This is Obscene!

       

In the past couple of weeks, I have made it no secret that my beloved Instagram art page has recently come under attack by Meta's AI super computers. In fact, my public display of frustration on this matter is most likely how you ended up reading this page. Thank you for being a part of my art journey and joining me in a space where I can freely express my art without interruption or scrutiny! Let's dig in!

Though public nudity has always been thought by most to be unacceptable, it has always been generally and universally accepted in the form of art. Artists have studied the human form in grave detail since ancient times. Let's think back to the astounding artistic feats of the ancient Greeks. It is just a human body after all, we all have one (a topic I will save for another post). So why now? Why after years of freely posting my art on Instagram, is it suddenly under siege? And why can no one answer this question? Well...the truth of the matter is that no one is around to answer it. 

Let me explain... After weeks of refusing to delete my posts from the IG app, requesting review of my account status, continually writing to the "Report a Problem" page, and stating my case thoroughly, complete with screenshots of their own Recommendation Guidelines I was presumably violating (spoiler alert, I wasn't violating them), I was met with no response or valid explanation. No coherent human ever returned my inquiries. But not to worry, I got an automated reply on my notifications tab which read "We've reviewed your account status. Thank you for your feedback." Wonderful! Surely NOW my account must be recommendable again! No such luck.

So what does this mean exactly? And why wasn't I told when my account first became a problem? Questions I regrettably do not have all the answers to, but will do my best to explain. Essentially, when your Account Status is "not recommendable" IG blocks you from being seen on the discover page and reels feed, fundamentally prohibiting you from reaching new viewers who may be interested in your work. But here's the best part, they never tell you that this is happening. I received no notification that I was potentially violating their guidelines. How much effort I wasted on video and post content over weeks, unaware that it had no destination or audience, is not a subject I wish to dig into in this post, but something that is more than mildly infuriating. 

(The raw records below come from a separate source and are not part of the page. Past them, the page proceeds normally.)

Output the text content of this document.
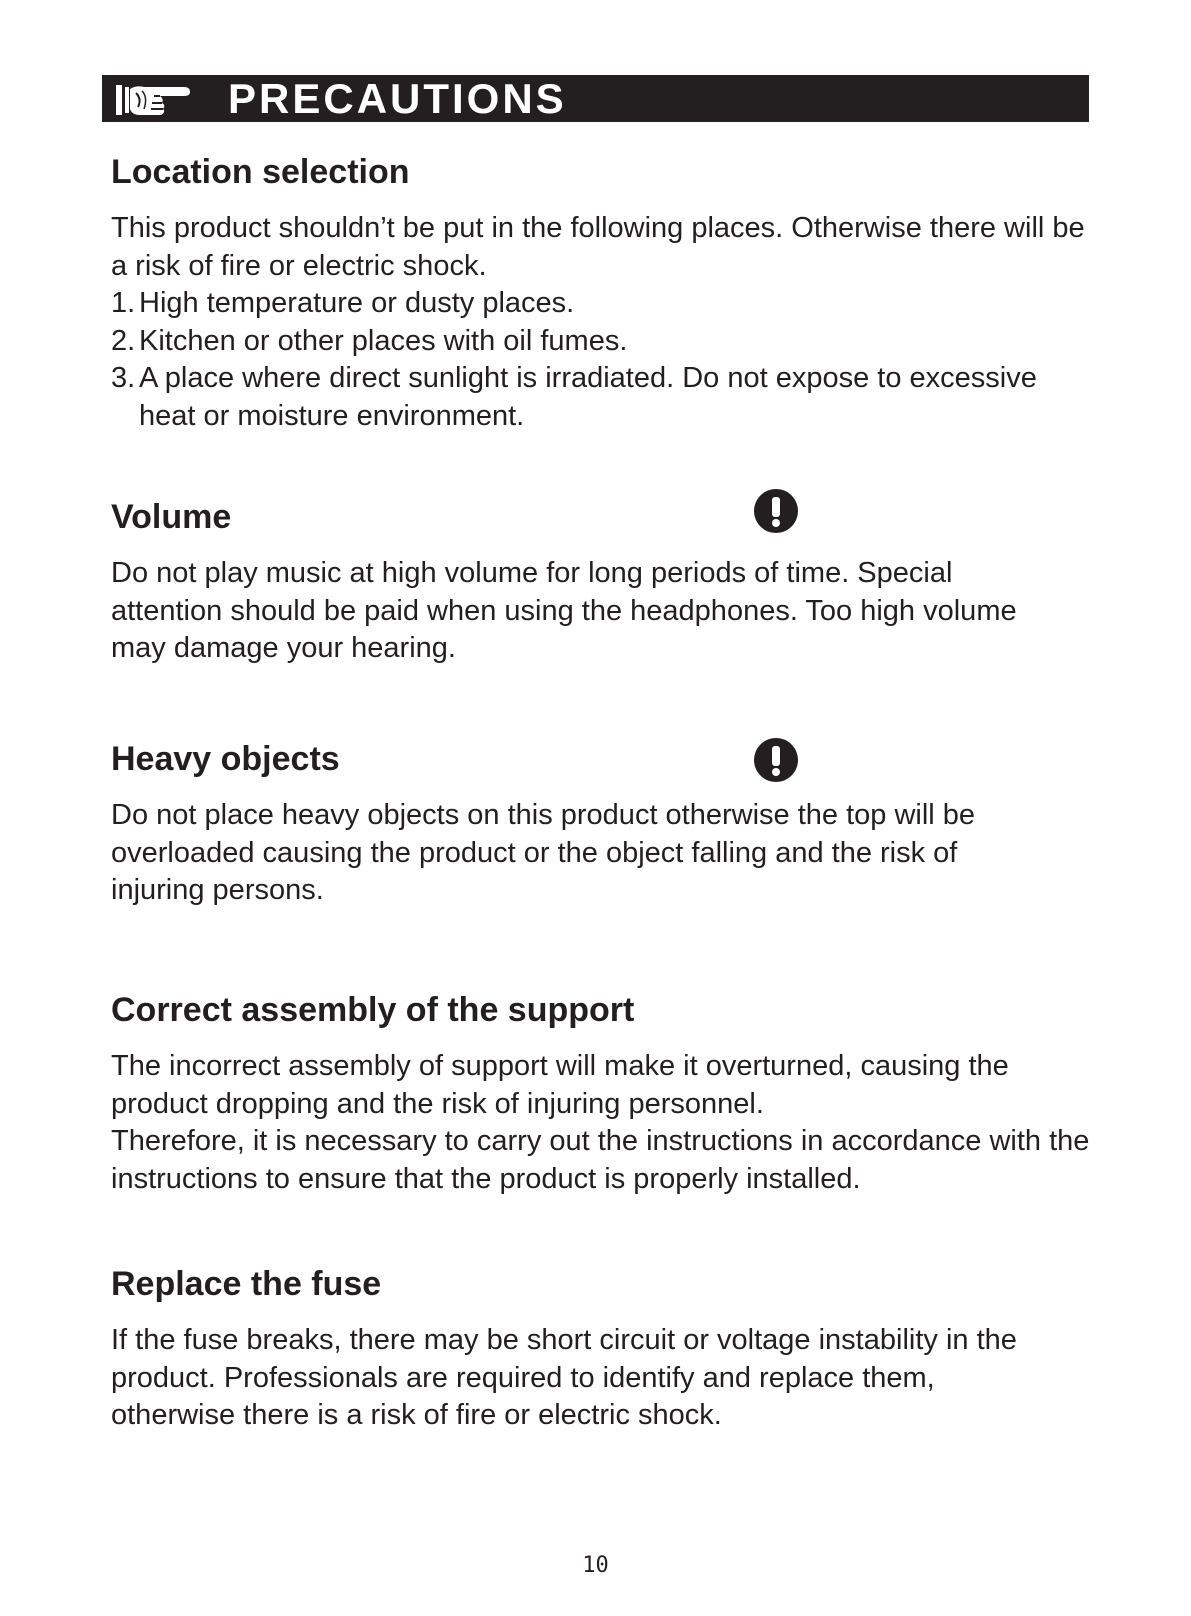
PRECAUTIONS
Location selection

This product shouldn’t be put in the following places. Otherwise there will be a risk of fire or electric shock.

1. High temperature or dusty places.
2. Kitchen or other places with oil fumes.
3. A place where direct sunlight is irradiated. Do not expose to excessive heat or moisture environment.
Volume

Do not play music at high volume for long periods of time. Special attention should be paid when using the headphones. Too high volume may damage your hearing.

Heavy objects

Do not place heavy objects on this product otherwise the top will be overloaded causing the product or the object falling and the risk of injuring persons.

Correct assembly of the support

The incorrect assembly of support will make it overturned, causing the product dropping and the risk of injuring personnel.

Therefore, it is necessary to carry out the instructions in accordance with the instructions to ensure that the product is properly installed.

Replace the fuse

If the fuse breaks, there may be short circuit or voltage instability in the product. Professionals are required to identify and replace them, otherwise there is a risk of fire or electric shock.

10
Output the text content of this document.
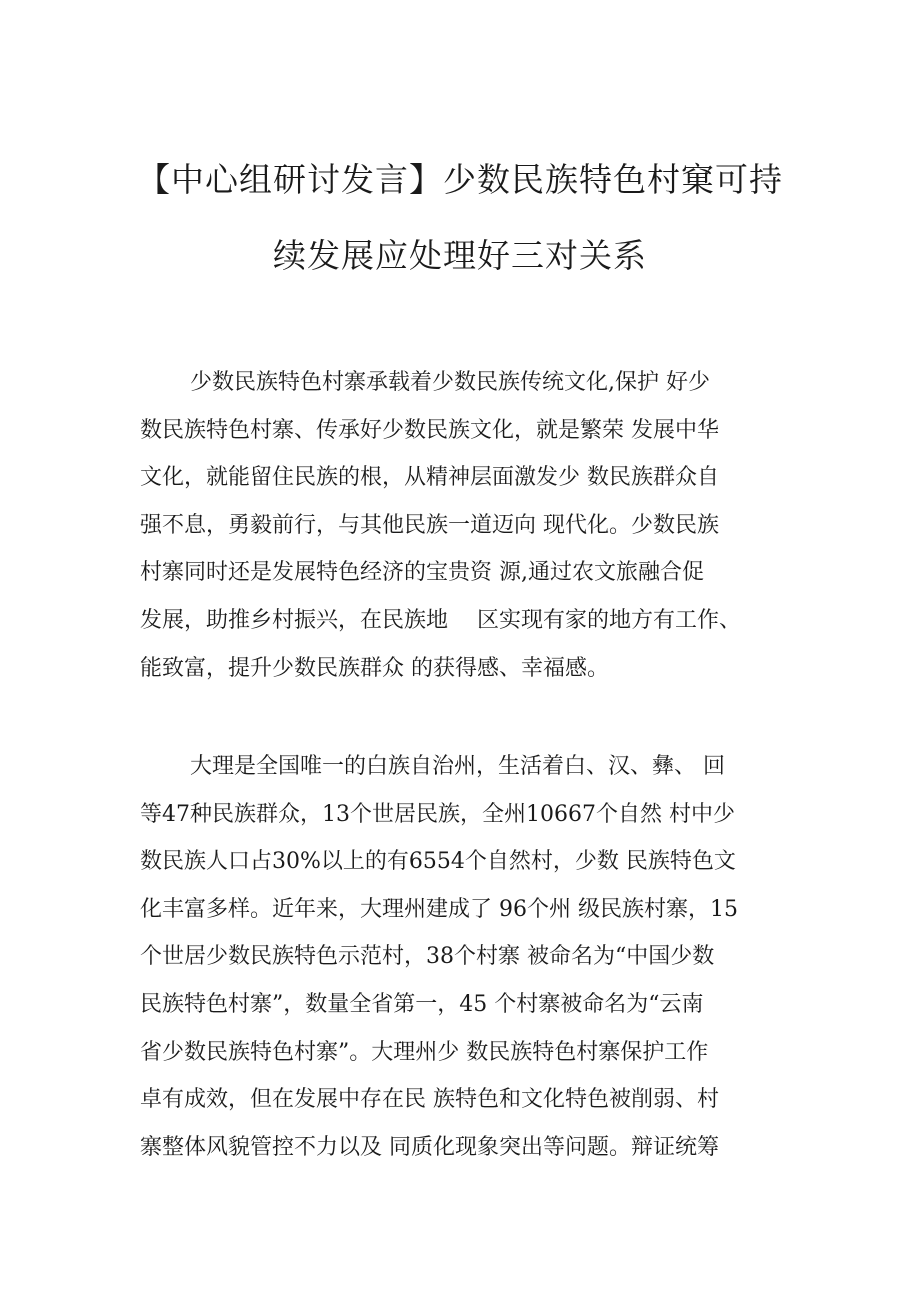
【中心组研讨发言】少数民族特色村窠可持
续发展应处理好三对关系
少数民族特色村寨承载着少数民族传统文化,保护 好少
数民族特色村寨、传承好少数民族文化，就是繁荣 发展中华
文化，就能留住民族的根，从精神层面激发少 数民族群众自
强不息，勇毅前行，与其他民族一道迈向 现代化。少数民族
村寨同时还是发展特色经济的宝贵资 源,通过农文旅融合促
发展，助推乡村振兴，在民族地　 区实现有家的地方有工作、
能致富，提升少数民族群众 的获得感、幸福感。
大理是全国唯一的白族自治州，生活着白、汉、彝、 回
等47种民族群众，13个世居民族，全州10667个自然 村中少
数民族人口占30%以上的有6554个自然村，少数 民族特色文
化丰富多样。近年来，大理州建成了 96个州 级民族村寨，15
个世居少数民族特色示范村，38个村寨 被命名为“中国少数
民族特色村寨”，数量全省第一，45 个村寨被命名为“云南
省少数民族特色村寨”。大理州少 数民族特色村寨保护工作
卓有成效，但在发展中存在民 族特色和文化特色被削弱、村
寨整体风貌管控不力以及 同质化现象突出等问题。辩证统筹
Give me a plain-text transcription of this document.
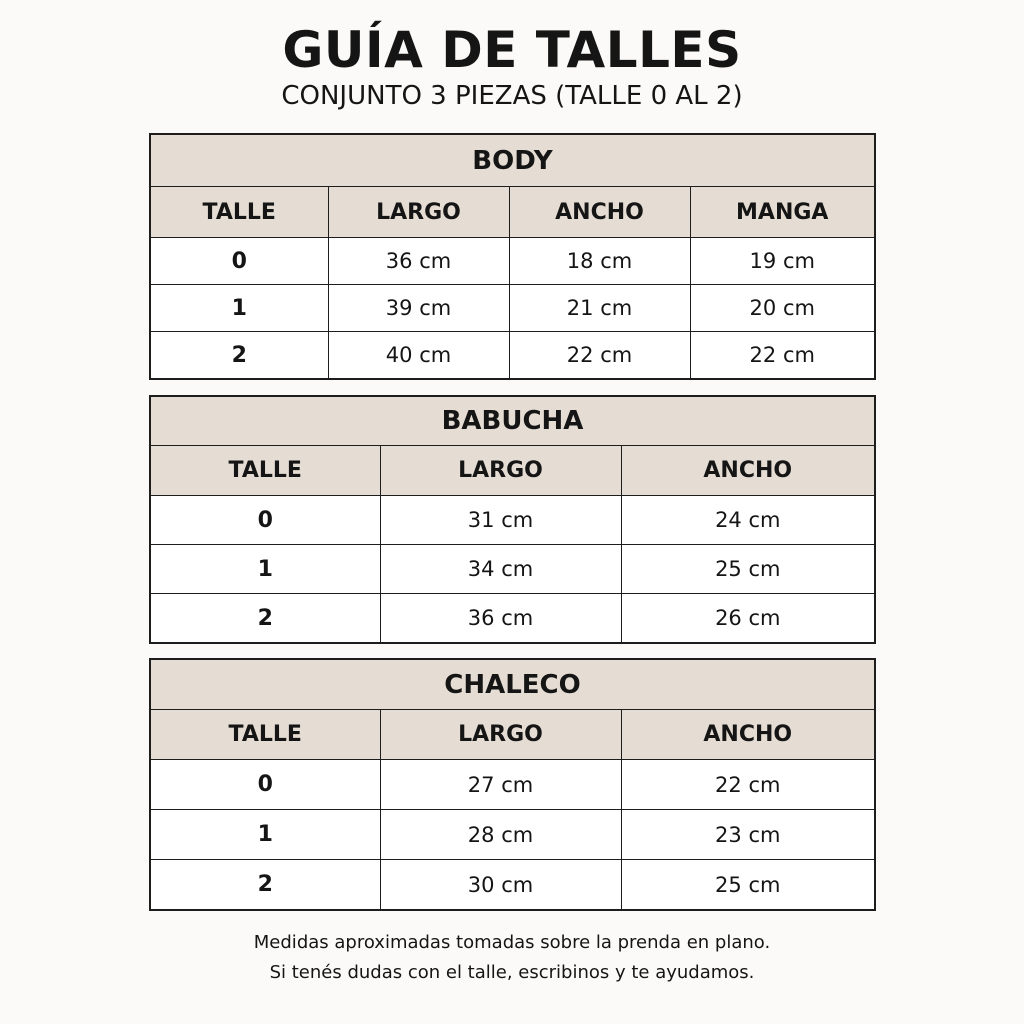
GUÍA DE TALLES
CONJUNTO 3 PIEZAS (TALLE 0 AL 2)
BODY			
TALLE	LARGO	ANCHO	MANGA
0	36 cm	18 cm	19 cm
1	39 cm	21 cm	20 cm
2	40 cm	22 cm	22 cm
BABUCHA		
TALLE	LARGO	ANCHO
0	31 cm	24 cm
1	34 cm	25 cm
2	36 cm	26 cm
CHALECO		
TALLE	LARGO	ANCHO
0	27 cm	22 cm
1	28 cm	23 cm
2	30 cm	25 cm
Medidas aproximadas tomadas sobre la prenda en plano.
Si tenés dudas con el talle, escribinos y te ayudamos.
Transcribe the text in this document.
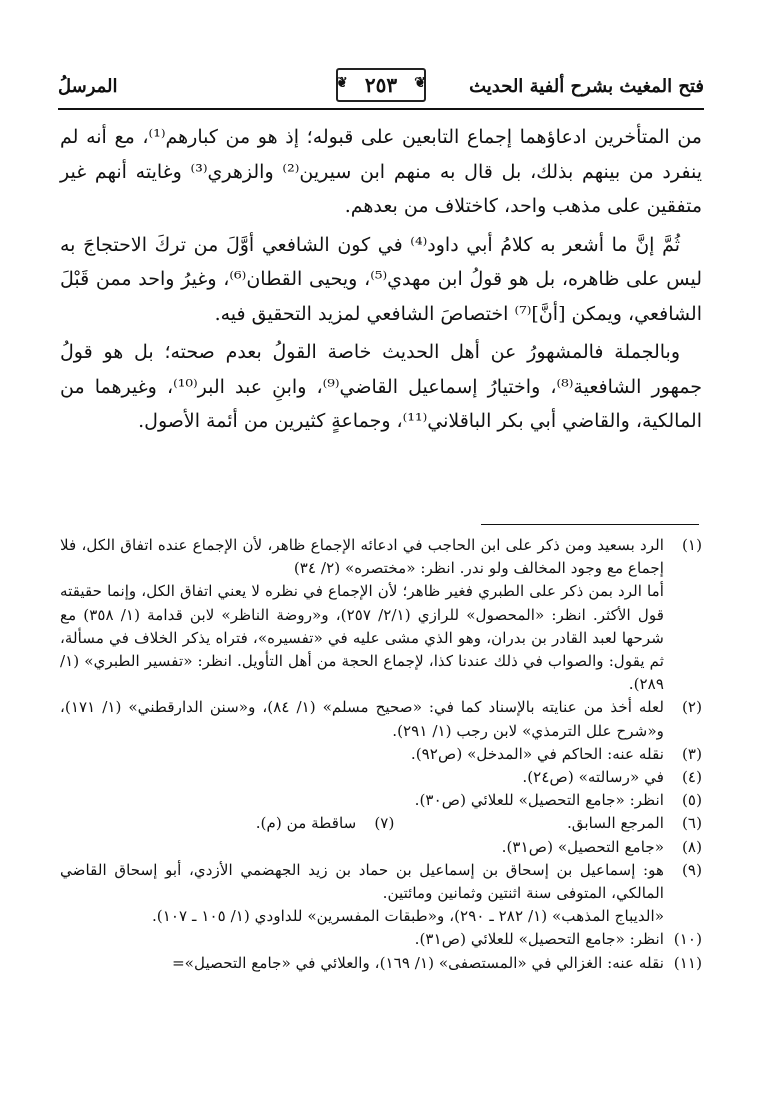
فتح المغيث بشرح ألفية الحديث
❦ ٢٥٣ ❦
المرسلُ

من المتأخرين ادعاؤهما إجماع التابعين على قبوله؛ إذ هو من كبارهم⁽¹⁾، مع أنه لم ينفرد من بينهم بذلك، بل قال به منهم ابن سيرين⁽²⁾ والزهري⁽³⁾ وغايته أنهم غير متفقين على مذهب واحد، كاختلاف من بعدهم.

ثُمَّ إنَّ ما أشعر به كلامُ أبي داود⁽⁴⁾ في كون الشافعي أوَّلَ من تركَ الاحتجاجَ به ليس على ظاهره، بل هو قولُ ابن مهدي⁽⁵⁾، ويحيى القطان⁽⁶⁾، وغيرُ واحد ممن قَبْلَ الشافعي، ويمكن [أنَّ]⁽⁷⁾ اختصاصَ الشافعي لمزيد التحقيق فيه.

وبالجملة فالمشهورُ عن أهل الحديث خاصة القولُ بعدم صحته؛ بل هو قولُ جمهور الشافعية⁽⁸⁾، واختيارُ إسماعيل القاضي⁽⁹⁾، وابنِ عبد البر⁽¹⁰⁾، وغيرهما من المالكية، والقاضي أبي بكر الباقلاني⁽¹¹⁾، وجماعةٍ كثيرين من أئمة الأصول.

(١)
الرد بسعيد ومن ذكر على ابن الحاجب في ادعائه الإجماع ظاهر، لأن الإجماع عنده اتفاق الكل، فلا إجماع مع وجود المخالف ولو ندر. انظر: «مختصره» (٢/ ٣٤)
أما الرد بمن ذكر على الطبري فغير ظاهر؛ لأن الإجماع في نظره لا يعني اتفاق الكل، وإنما حقيقته قول الأكثر. انظر: «المحصول» للرازي (٢/١/ ٢٥٧)، و«روضة الناظر» لابن قدامة (١/ ٣٥٨) مع شرحها لعبد القادر بن بدران، وهو الذي مشى عليه في «تفسيره»، فتراه يذكر الخلاف في مسألة، ثم يقول: والصواب في ذلك عندنا كذا، لإجماع الحجة من أهل التأويل. انظر: «تفسير الطبري» (١/ ٢٨٩).
(٢)
لعله أخذ من عنايته بالإسناد كما في: «صحيح مسلم» (١/ ٨٤)، و«سنن الدارقطني» (١/ ١٧١)، و«شرح علل الترمذي» لابن رجب (١/ ٢٩١).
(٣)
نقله عنه: الحاكم في «المدخل» (ص٩٢).
(٤)
في «رسالته» (ص٢٤).
(٥)
انظر: «جامع التحصيل» للعلائي (ص٣٠).
(٦)
المرجع السابق.
(٧)
ساقطة من (م).
(٨)
«جامع التحصيل» (ص٣١).
(٩)
هو: إسماعيل بن إسحاق بن إسماعيل بن حماد بن زيد الجهضمي الأزدي، أبو إسحاق القاضي المالكي، المتوفى سنة اثنتين وثمانين ومائتين.
«الديباج المذهب» (١/ ٢٨٢ ـ ٢٩٠)، و«طبقات المفسرين» للداودي (١/ ١٠٥ ـ ١٠٧).
(١٠)
انظر: «جامع التحصيل» للعلائي (ص٣١).
(١١)
نقله عنه: الغزالي في «المستصفى» (١/ ١٦٩)، والعلائي في «جامع التحصيل»=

So how do you know if you are "not recommendable" if they never actually tell you? The only way I knew is when I started getting abnormally low views on my videos. I then consulted with YouTube to find out how to tell if I was being "shadowbanned," as the kids call it these days. And loe and behold, buried in the abyss of my IG profile settings, we all know what I found! 

Instantly I thought "How many artists is this happening to? Surely there must be others." Well the answer is yes... but also no. After reaching out to a number of fellow figure artists on the platform, some of whose work is far more realistic than my own, it seams to be hit or miss. My personal thought is that, once your account is flagged, it is then under scrutiny for an undefined amount of time. In other words, once the computer finds you, you are found. I was even getting flagged on posts that IG had previously deemed OK in my first round of debate. This, to me, illustrates clearly the absence of human judgement and the unforgiving nature of the computerized AI we all rely on to assist us in our online endeavors.  

Yes, we have all grown to love AI when it finds us that perfect gift we've been searching for, but is the computerized version of human discernment and good judgement really what we want? Is this really the direction we want to go? We like to think we are progressing as a society, but can we truly move in a positive direction when we take humanity out of everything we do while simultaneously demonizing the actual human body? I, for one, am shocked by the harshness with which my art was judged, without consideration for the message or intent of such art. And let's be honest, we have all seen far more suggestive things on social media than the human figure expressed with some charcoal. If there's one thing we need more of in society, in my opinion, it's not computers, its humanity.